I don’t talk much about my dark early days in technology, but lets just say that I know my way around a soldering iron and I remember a time when the only reason you needed heatsink compound was on a TO-3 style power transistor (and it was white and came pre-slathered over a piece of mica).

So anyway, hardware innards and I have a pretty good relationship. However, having established that, I’m still pretty intimidated with cracking open my MacBook Pro. I mean what right minded individual would relish the idea of spending a stressfull hour trying to remember where all the screws go (and whether you’ve reconnected all of those fiddly microscopic connectors, and the urine coloured celephane tape, my god the horror).

Still, this whole “I’m too hot, shutting down now!” thing was driving me batty. I’ve been hobbling along using Fan Control and turning off one CPU on tasks I knew would take it to the brink, but I finally had enough.

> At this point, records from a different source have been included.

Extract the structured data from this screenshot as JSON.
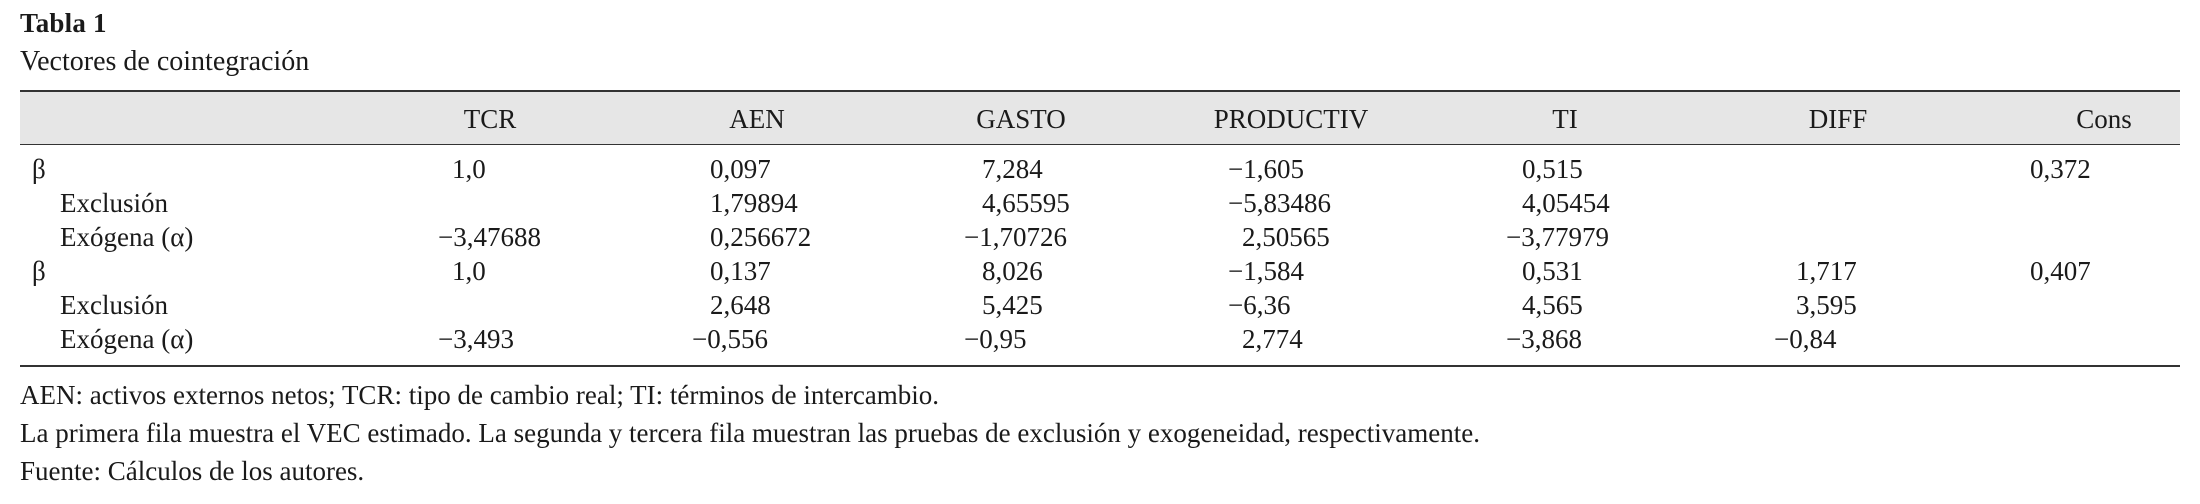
{
  "table": {
    "title": "Tabla 1",
    "subtitle": "Vectores de cointegración",
    "columns": [
      "TCR",
      "AEN",
      "GASTO",
      "PRODUCTIV",
      "TI",
      "DIFF",
      "Cons"
    ],
    "rows": [
      {
        "label": "β",
        "cells": [
          "1,0",
          "0,097",
          "7,284",
          "−1,605",
          "0,515",
          "",
          "0,372"
        ]
      },
      {
        "label": "Exclusión",
        "cells": [
          "",
          "1,79894",
          "4,65595",
          "−5,83486",
          "4,05454",
          "",
          ""
        ]
      },
      {
        "label": "Exógena (α)",
        "cells": [
          "−3,47688",
          "0,256672",
          "−1,70726",
          "2,50565",
          "−3,77979",
          "",
          ""
        ]
      },
      {
        "label": "β",
        "cells": [
          "1,0",
          "0,137",
          "8,026",
          "−1,584",
          "0,531",
          "1,717",
          "0,407"
        ]
      },
      {
        "label": "Exclusión",
        "cells": [
          "",
          "2,648",
          "5,425",
          "−6,36",
          "4,565",
          "3,595",
          ""
        ]
      },
      {
        "label": "Exógena (α)",
        "cells": [
          "−3,493",
          "−0,556",
          "−0,95",
          "2,774",
          "−3,868",
          "−0,84",
          ""
        ]
      }
    ],
    "notes": [
      "AEN: activos externos netos; TCR: tipo de cambio real; TI: términos de intercambio.",
      "La primera fila muestra el VEC estimado. La segunda y tercera fila muestran las pruebas de exclusión y exogeneidad, respectivamente.",
      "Fuente: Cálculos de los autores."
    ]
  }
}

Since the MacBook is my primary computer, I can’t afford send it away to Apple for a week when I can re-goop the cpu myself in an hour. So I pulled out the handy tube of Arctic Silver 5, grabbed a bottle of 99% Isopropyl alcohol, Q-tips, and my jewelers screwdrivers and went to work.

With the help of some decent instructions the dis- and re-assembly wasn’t too hard. And the difference has been pronounced. Just watching Fan Control is quite exciting. The CPU gets hot, the fans rev up, the cpu cools down.

I’m pleased. It’s a nice change from the CPU gets hot, the fans rev up, the CPU gets hotter, the book shuts down.